Soupçons de favoritisme au sein d’une agence gouvernementale au Japon

Le bureau du gouvernement japonais a recommandé que la plus importante agence du pays en charge de l’accueil des stagiaires étrangers fasse la lumière sur des accusations de favoritisme au bénéfice de certaines entreprises.

Jeudi, le bureau du gouvernement a demandé à IM Japan, la Fondation d’intérêt public pour le Développement de la main d’œuvre internationale, de mener une enquête approfondie et d’envisager de prendre des mesures disciplinaires envers certains de ses dirigeants. Il souhaite également que l’agence rédige un rapport détaillé de cette enquête.

Un rapport publié par une commission indépendante a révélé que l’agence avait accordé un traitement préférentiel à une entreprise dirigée par un ami de l’ancien président de l’agence entre 2010 et 2019. L’entreprise bénéficiait ainsi de placements de stagiaires et de commandes de produits.
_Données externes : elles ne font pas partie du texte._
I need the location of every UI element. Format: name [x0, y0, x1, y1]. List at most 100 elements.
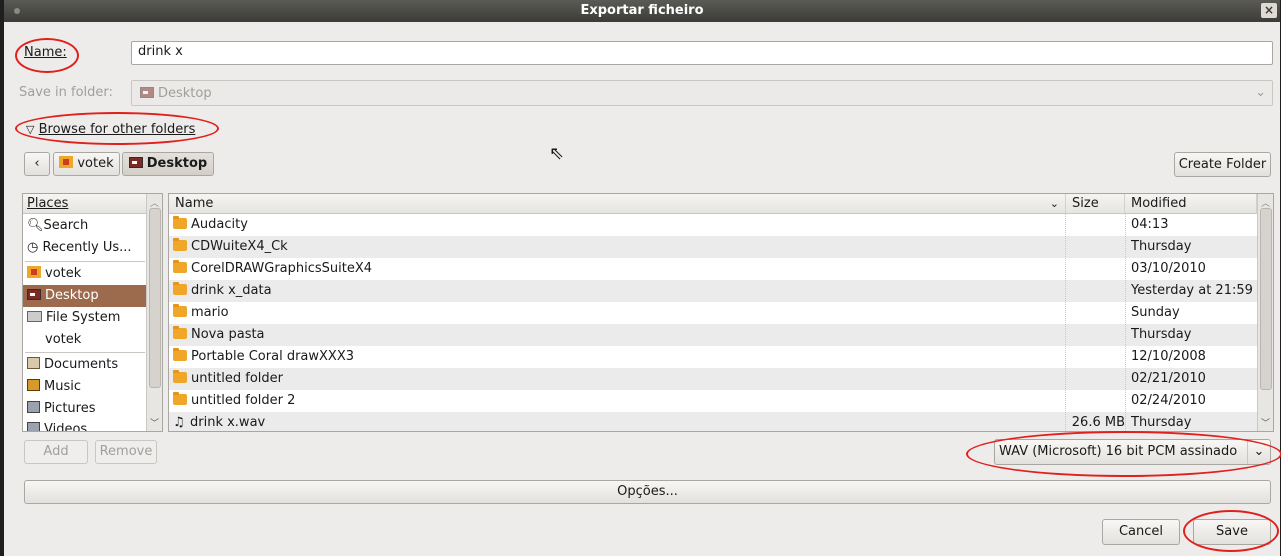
scroll-down-icon[interactable]: ﹀ — [150, 416, 159, 429]
places-divider — [25, 352, 145, 353]
file-size: 26.6 MB — [1071, 415, 1125, 430]
path-crumb-votek[interactable]: votek — [53, 152, 120, 176]
places-scroll-thumb[interactable] — [149, 208, 161, 388]
save-in-folder-label: Save in folder: — [19, 85, 113, 100]
path-back-button[interactable]: ‹ — [24, 152, 50, 176]
browse-label: Browse for other folders — [38, 122, 196, 137]
file-name-cell: drink x_data — [173, 280, 272, 302]
file-name-cell: untitled folder 2 — [173, 390, 295, 412]
file-size — [1066, 214, 1125, 236]
add-bookmark-button[interactable]: Add — [24, 440, 88, 464]
file-name: Audacity — [191, 217, 248, 232]
place-label: Recently Us... — [42, 240, 132, 255]
sort-chevron-down-icon: ⌄ — [1049, 197, 1059, 210]
file-row[interactable]: untitled folder 02/21/2010 — [169, 368, 1257, 390]
place-item-filesystem[interactable]: File System — [23, 307, 146, 329]
scroll-down-icon[interactable]: ﹀ — [1261, 416, 1270, 429]
file-type-select[interactable]: WAV (Microsoft) 16 bit PCM assinado ⌄ — [994, 439, 1271, 465]
save-button[interactable]: Save — [1193, 519, 1271, 545]
file-name: mario — [191, 305, 229, 320]
cancel-button[interactable]: Cancel — [1102, 519, 1180, 545]
file-name-cell: ♫ drink x.wav — [173, 412, 266, 431]
file-list-scroll-thumb[interactable] — [1260, 208, 1272, 390]
column-header-name[interactable]: Name ⌄ — [169, 194, 1066, 214]
folder-icon — [173, 370, 187, 383]
export-dialog: Exportar ficheiro × Name: drink x Save i… — [4, 0, 1281, 556]
name-label: Name: — [24, 45, 67, 60]
place-item-documents[interactable]: Documents — [23, 354, 146, 376]
place-item-desktop[interactable]: Desktop — [23, 285, 146, 307]
file-row[interactable]: untitled folder 2 02/24/2010 — [169, 390, 1257, 412]
place-item-recent[interactable]: ◷ Recently Us... — [23, 237, 146, 259]
file-size — [1066, 346, 1125, 368]
place-item-pictures[interactable]: Pictures — [23, 398, 146, 420]
file-row[interactable]: mario Sunday — [169, 302, 1257, 324]
file-name-cell: CDWuiteX4_Ck — [173, 236, 288, 258]
documents-icon — [27, 357, 40, 369]
place-item-music[interactable]: Music — [23, 376, 146, 398]
path-crumb-desktop[interactable]: Desktop — [122, 152, 214, 176]
file-name: drink x.wav — [190, 415, 266, 430]
file-modified: Sunday — [1131, 305, 1180, 320]
place-item-search[interactable]: 🔍︎Search — [23, 215, 146, 237]
file-name: Portable Coral drawXXX3 — [191, 349, 355, 364]
place-label: Documents — [44, 357, 119, 372]
places-header-label: Places — [27, 196, 69, 211]
file-row[interactable]: Audacity 04:13 — [169, 214, 1257, 236]
places-divider — [25, 261, 145, 262]
file-modified: 04:13 — [1131, 217, 1169, 232]
browse-expander[interactable]: ▽ Browse for other folders — [26, 122, 195, 137]
column-separator — [1125, 214, 1126, 431]
file-modified: 03/10/2010 — [1131, 261, 1206, 276]
desktop-icon — [140, 87, 154, 98]
name-input[interactable]: drink x — [131, 41, 1273, 65]
file-row[interactable]: CorelDRAWGraphicsSuiteX4 03/10/2010 — [169, 258, 1257, 280]
crumb-desktop-label: Desktop — [146, 156, 208, 171]
remove-bookmark-button[interactable]: Remove — [95, 440, 157, 464]
places-pane: Places 🔍︎Search ◷ Recently Us... votek D… — [22, 193, 163, 432]
file-modified: 02/24/2010 — [1131, 393, 1206, 408]
folder-icon — [173, 282, 187, 295]
create-folder-button[interactable]: Create Folder — [1174, 152, 1271, 177]
audio-file-icon: ♫ — [173, 415, 185, 430]
place-item-votek[interactable]: votek — [23, 263, 146, 285]
file-size — [1066, 324, 1125, 346]
place-item-votek-2[interactable]: votek — [23, 329, 146, 351]
file-modified: 12/10/2008 — [1131, 349, 1206, 364]
videos-icon — [27, 422, 40, 431]
file-name-cell: mario — [173, 302, 229, 324]
file-name-cell: Portable Coral drawXXX3 — [173, 346, 354, 368]
file-row[interactable]: Portable Coral drawXXX3 12/10/2008 — [169, 346, 1257, 368]
file-row[interactable]: drink x_data Yesterday at 21:59 — [169, 280, 1257, 302]
file-list-scrollbar[interactable]: ︿ ﹀ — [1257, 194, 1273, 431]
file-row[interactable]: CDWuiteX4_Ck Thursday — [169, 236, 1257, 258]
file-type-value: WAV (Microsoft) 16 bit PCM assinado — [999, 444, 1238, 459]
column-header-modified[interactable]: Modified — [1125, 194, 1257, 214]
place-item-videos[interactable]: Videos — [23, 419, 146, 431]
folder-icon — [173, 348, 187, 361]
desktop-icon — [27, 289, 41, 300]
file-size — [1066, 280, 1125, 302]
file-name: Nova pasta — [191, 327, 265, 342]
folder-icon — [173, 326, 187, 339]
crumb-votek-label: votek — [77, 156, 114, 171]
place-label: File System — [46, 310, 121, 325]
file-row[interactable]: Nova pasta Thursday — [169, 324, 1257, 346]
column-header-size[interactable]: Size — [1066, 194, 1125, 214]
title-bar: Exportar ficheiro × — [4, 0, 1280, 22]
places-scrollbar[interactable]: ︿ ﹀ — [146, 194, 162, 431]
file-modified: Thursday — [1131, 415, 1192, 430]
file-modified: Yesterday at 21:59 — [1131, 283, 1253, 298]
options-button[interactable]: Opções... — [24, 480, 1271, 504]
file-name: untitled folder — [191, 371, 284, 386]
file-size — [1066, 258, 1125, 280]
file-name-cell: Nova pasta — [173, 324, 265, 346]
file-modified: Thursday — [1131, 327, 1192, 342]
name-label-text: Name: — [24, 45, 67, 60]
file-name: untitled folder 2 — [191, 393, 296, 408]
close-icon[interactable]: × — [1261, 3, 1277, 18]
file-list: Name ⌄ Size Modified Audacity 04:13 CDWui… — [168, 193, 1274, 432]
file-modified: Thursday — [1131, 239, 1192, 254]
file-row[interactable]: ♫ drink x.wav 26.6 MB Thursday — [169, 412, 1257, 431]
chevron-left-icon: ‹ — [34, 156, 40, 171]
IM Japan aurait accordé des avantages similaires à d’autres firmes qui lui était présentées par cet ami de l’ancien président.

Ce dernier, Yanagisawa Kyoei, âgé de 77 ans, avait fait sa carrière au ministère du Travail. Selon le rapport indépendant, IM Japan aurait versé aux entreprises concernées environ 5,4 millions de dollars.

Le rapport a incité le bureau du gouvernement à ouvrir une enquête sur cette affaire et à mener des perquisitions au siège de l’agence. Selon le gouvernement, les agissements en question pourraient constituer une violation de la législation interdisant aux fondations d’intérêt public de favoriser des entreprises spécifiques.

Le bureau du gouvernement a averti qu’il pourrait envisager la prise de mesures plus strictes, notamment donner un ordre plutôt qu’une recommandation, en fonction de l’avancée de l’enquête interne au sein de l’agence.